Reckoning γ-Glutamyl-S-allylcysteine as a potential main protease (mpro) inhibitor of novel SARS-CoV-2 virus identified using docking and molecular dynamics simulation

Abstract

Severe acute respiratory syndrome coronavirus-2 (SARS-CoV-2 or COVID-19), outbreak was first reported in December 2019 in the Wuhan, China. COVID-19 managed to spread worldwide and so far more than 9.1 million cases and more than 4.7 lakh death has been reported globally. Children, pregnant women, elderly population, immunocompromised patients, and patients with conditions like asthma, diabetes, etc. are highly vulnerable to COVID infection. Currently, there is no treatment available for COVID-19 infection. Traditional medicinal plants have provided bioactive molecules in the past that are efficiently used during conditions like cancer, malaria, microbial infections, immune-compromised states, etc.

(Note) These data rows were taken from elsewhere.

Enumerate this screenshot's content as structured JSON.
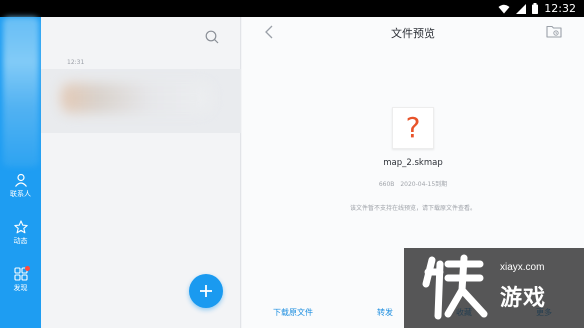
{
  "status_bar": {
    "time": "12:32",
    "icons": [
      "wifi-icon",
      "signal-icon",
      "battery-icon"
    ]
  },
  "rail": {
    "items": [
      {
        "name": "contacts",
        "label": "联系人",
        "icon": "person-icon"
      },
      {
        "name": "moments",
        "label": "动态",
        "icon": "star-icon"
      },
      {
        "name": "discover",
        "label": "发现",
        "icon": "apps-grid-icon",
        "badge": true
      }
    ]
  },
  "list": {
    "timestamp": "12:31",
    "search_icon": "search-icon"
  },
  "preview": {
    "title": "文件预览",
    "back_icon": "chevron-left-icon",
    "folder_icon": "folder-clock-icon",
    "file_icon_glyph": "?",
    "file_name": "map_2.skmap",
    "file_size": "660B",
    "file_expiry": "2020-04-15到期",
    "notice": "该文件暂不支持在线预览，请下载原文件查看。",
    "actions": {
      "download": "下载原文件",
      "forward": "转发",
      "favorite": "收藏",
      "more": "更多"
    }
  },
  "watermark": {
    "site": "xiayx.com",
    "name": "游戏"
  },
  "colors": {
    "accent": "#1e9df2",
    "warning_glyph": "#e8542b"
  }
}
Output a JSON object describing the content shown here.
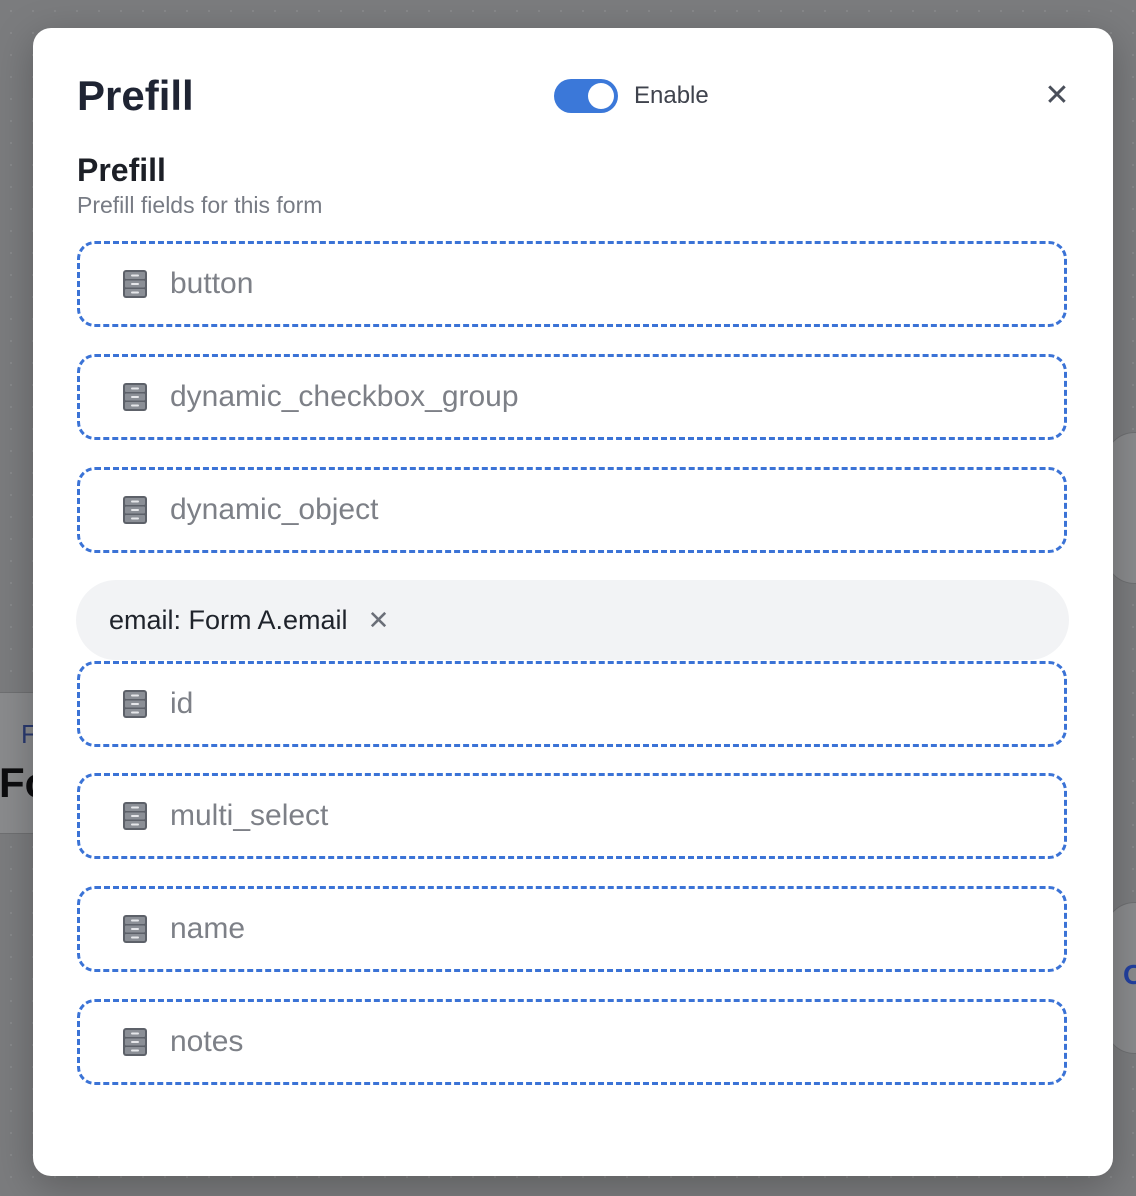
{
  "modal": {
    "title": "Prefill",
    "toggle": {
      "label": "Enable",
      "on": true
    },
    "close_glyph": "✕",
    "section": {
      "title": "Prefill",
      "subtitle": "Prefill fields for this form"
    },
    "fields_icon": "file-cabinet-icon",
    "fields": [
      {
        "label": "button"
      },
      {
        "label": "dynamic_checkbox_group"
      },
      {
        "label": "dynamic_object"
      },
      {
        "label": "id"
      },
      {
        "label": "multi_select"
      },
      {
        "label": "name"
      },
      {
        "label": "notes"
      }
    ],
    "mapping_chip": {
      "text": "email: Form A.email",
      "remove_glyph": "✕"
    }
  },
  "background": {
    "left_node": {
      "small": "F",
      "big": "Fo"
    },
    "right_marks": [
      "",
      "O"
    ]
  },
  "colors": {
    "accent": "#3b78d9",
    "dashed_border": "#3b73d6",
    "overlay": "#7b7c7e",
    "chip_bg": "#f2f3f5"
  }
}
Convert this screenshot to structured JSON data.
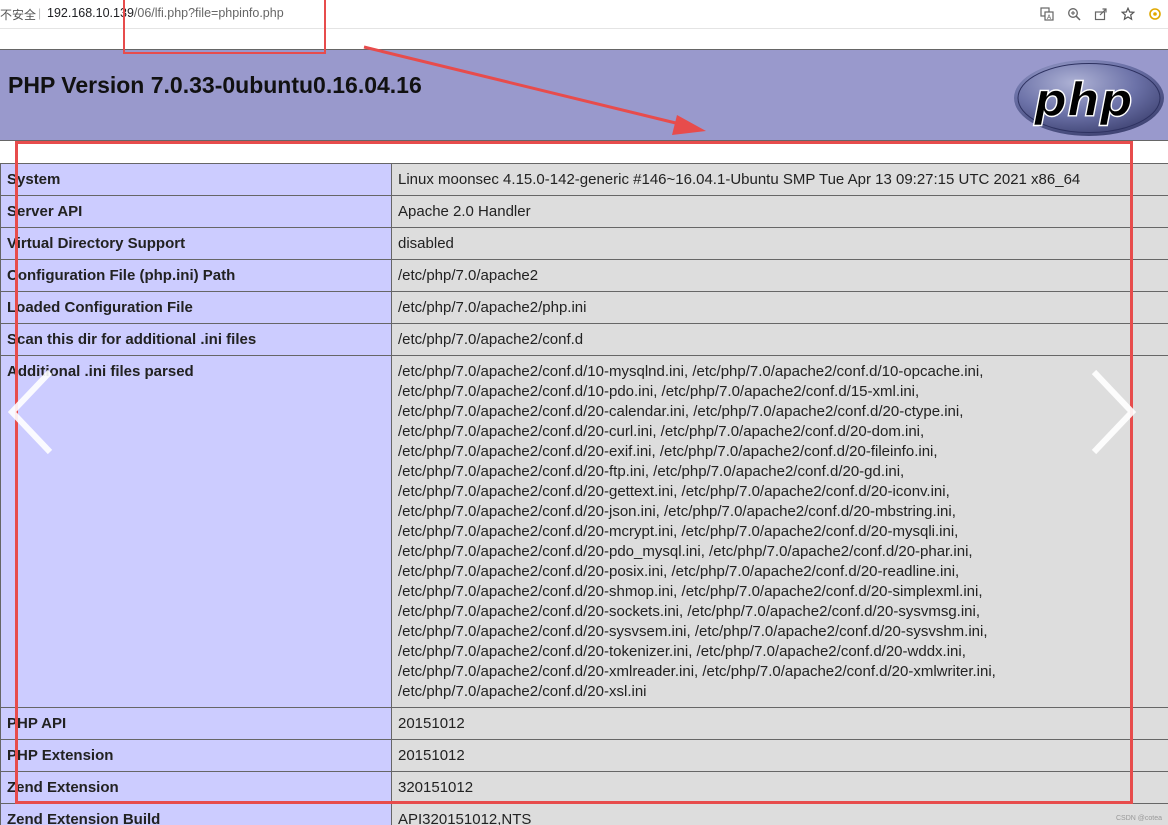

AYUSH India has recommended the use of Curcuma longa, Allium sativum, Ocimum tenuiflorum, and Withania somnifera for immune-boosting during SARS-CoV-2 infection. In the present study, we investigated the potential of 63-major bioactive molecules of these plants against SARS-CoV-2 main protease (Mpro) through docking studies and compared the results with known inhibitor 11a. Our results proposed cuscohygrine, γ-Glutamyl-S-allylcysteine, anahygrine, and S-allylcystein as the potent inhibitors against Mpro identified using molecular docking and molecular simulation dynamics. Interestingly, these molecules are from A. sativum, and W. somnifera, which are known for their antimicrobial and immunomodulatory potential. None of the proposed molecules have earlier been reported as antiviral molecules. Our results predict very strong potential of these four-molecules against SARS-CoV-2 Mpro, especially γ-glutamyl-S-allylcysteine, as all four form hydrogen bonding with Glu166 that is a crucial residue for the formation of the biologically active dimeric form of Mpro. Therefore, we strongly recommend further research on these biomolecules against SARS-CoV-2.